Dynamically Route Hierarchical Structure Representation to Attentive Capsule for Text Classification

Authors: Wanshan Zheng, Zibin Zheng, Hai Wan, Chuan Chen

IJCAI 2019 | Conference PDF | Archive PDF | Plain Text | LLM Run Details

Reproducibility Variable Result LLM Response
Research Type Experimental Extensive results on eleven benchmark datasets demonstrate that the proposed model obtains competitive performance against several state-of-the-art baselines.
Researcher Affiliation Academia Wanshan Zheng1,2 , Zibin Zheng1,2 , Hai Wan1 , Chuan Chen1,2 1School of Data and Computer Science, Sun Yat-sen University, Guangzhou, China 2Guangdong Key Laboratory for Big Data Analysis and Simulation of Public Opinion, The School of Communication and Design, Sun Yat-sen University, Guangzhou, China zhengwsh3@mail2.sysu.edu.cn, {zhzibin, wanhai, chenchuan}@mail.sysu.edu.cn
Pseudocode Yes Algorithm 1 Dynamic Routing Algorithm
Open Source Code Yes Our code is available at https://github.com/zhengwsh/HAC.
Open Datasets Yes For small datasets, seven widely-studied datasets [Kim, 2014] include: movie reviews (MR), Stanford Sentiment Treebank (SST-1 and SST-2), subjectivity classification (SUBJ), question dataset (TREC), customer review (CR), opinion polarity (MPQA). For large datasets, four widely-studied datasets [Zhang et al., 2015] include: AG s news corpus (AG), DBPedia ontology (DBP), Yelp reviews (Yelp.P and Yelp.F). The detailed statistics are listed in Table 1.

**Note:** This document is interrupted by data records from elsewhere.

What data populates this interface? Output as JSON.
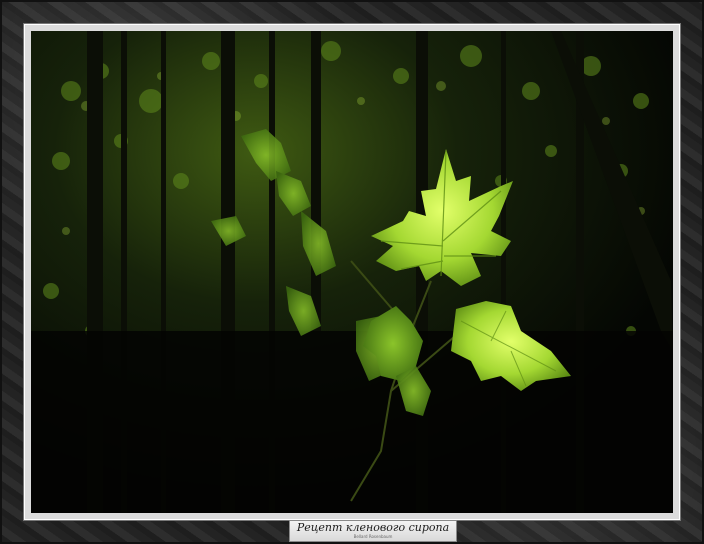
{
  "caption": {
    "title": "Рецепт кленового сиропа",
    "subtitle": "Bellard Rosenbaum"
  },
  "scene": {
    "subject": "sunlit-maple-leaves",
    "colors": {
      "background": "#050804",
      "leaf_light": "#c8f04a",
      "leaf_mid": "#7fb81f",
      "frame": "#2a2a2a",
      "mat": "#dcdcdc"
    }
  }
}
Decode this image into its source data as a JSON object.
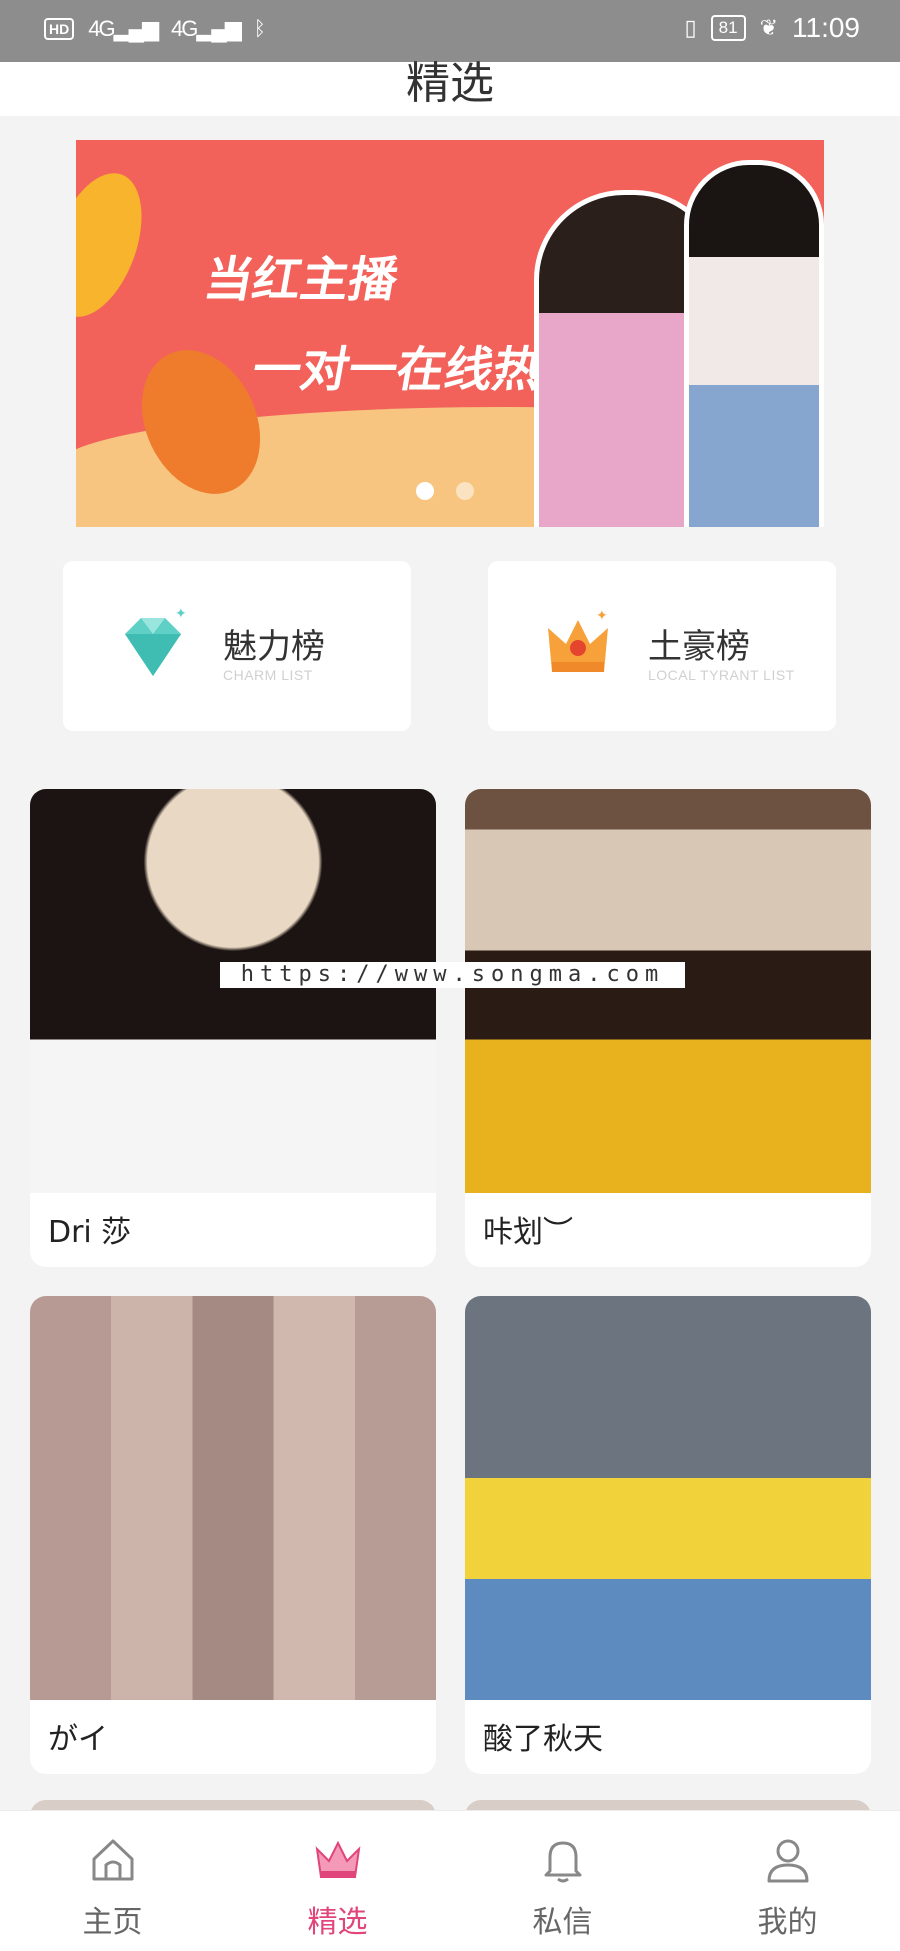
{
  "status_bar": {
    "left": [
      "HD",
      "4G",
      "4G",
      "bluetooth-icon"
    ],
    "battery": "81",
    "time": "11:09"
  },
  "header": {
    "title": "精选"
  },
  "banner": {
    "line1": "当红主播",
    "line2": "一对一在线热聊",
    "active_dot": 1,
    "dot_count": 2
  },
  "rankings": [
    {
      "title": "魅力榜",
      "subtitle": "CHARM LIST",
      "icon": "diamond-icon"
    },
    {
      "title": "土豪榜",
      "subtitle": "LOCAL TYRANT LIST",
      "icon": "crown-icon"
    }
  ],
  "watermark": "https://www.songma.com",
  "cards": [
    {
      "name": "Dri 莎"
    },
    {
      "name": "咔划︶"
    },
    {
      "name": "がイ"
    },
    {
      "name": "酸了秋天"
    }
  ],
  "tabs": [
    {
      "label": "主页",
      "icon": "home-icon",
      "active": false
    },
    {
      "label": "精选",
      "icon": "crown-icon",
      "active": true
    },
    {
      "label": "私信",
      "icon": "bell-icon",
      "active": false
    },
    {
      "label": "我的",
      "icon": "user-icon",
      "active": false
    }
  ],
  "colors": {
    "accent": "#e0457b",
    "statusbar": "#8d8d8d",
    "banner_bg": "#f2625a"
  }
}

Dataset Splits Yes Following the evaluation scheme in existing literatures, for MR, CR, Subj, MPQA, we use nested 10-fold cross-validation, for TREC, AG, DBP, Yelp.P, Yelp.F, 10-fold cross-validation, and for SST-1, SST-2, standard validation.

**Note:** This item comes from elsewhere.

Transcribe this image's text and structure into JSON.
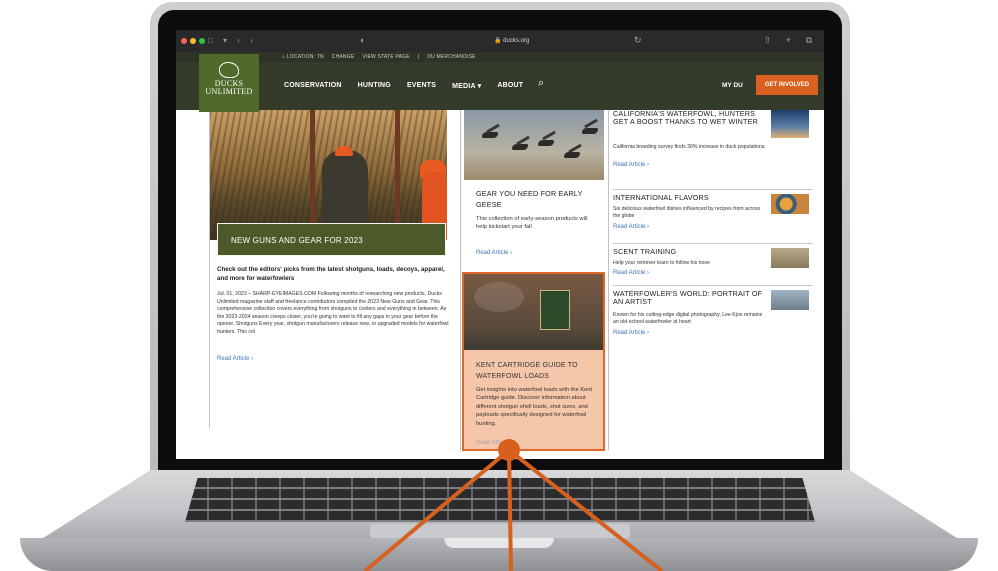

Hardware Specification No The paper does not provide any specific hardware details such as GPU or CPU models used for running experiments.
Software Dependencies No The paper mentions GloVe and ELMo embeddings and the Adam optimizer, but does not provide specific version numbers for software dependencies or libraries used for implementation.
Experiment Setup Yes We set the hidden state dimension of Bi-GRU to be 100 for each direction. We adopt 5 dilated convolutional blocks, with filter window size 2 and filter number 100. We set the target capsule dimension to be 50, and use 3 iterations of routing for all datasets. The MLP classifier has a hidden layer of size 50 using Re LU activation. ... Dropout regularization is employed on the input embedding layer, with the dropout rate 0.5. ... We train our model s parameters using gradient-based optimizer Adam, with an initial learning rate 1e-3. We halve the learning rate if the dev accuracy doesn t increase in 3 training epochs, and set the minimum rate to be 1e-4. We conduct mini-batch with size 8 for small datasets, and size 128 for large datasets. The training process lasts at most 30 epochs on all the datasets.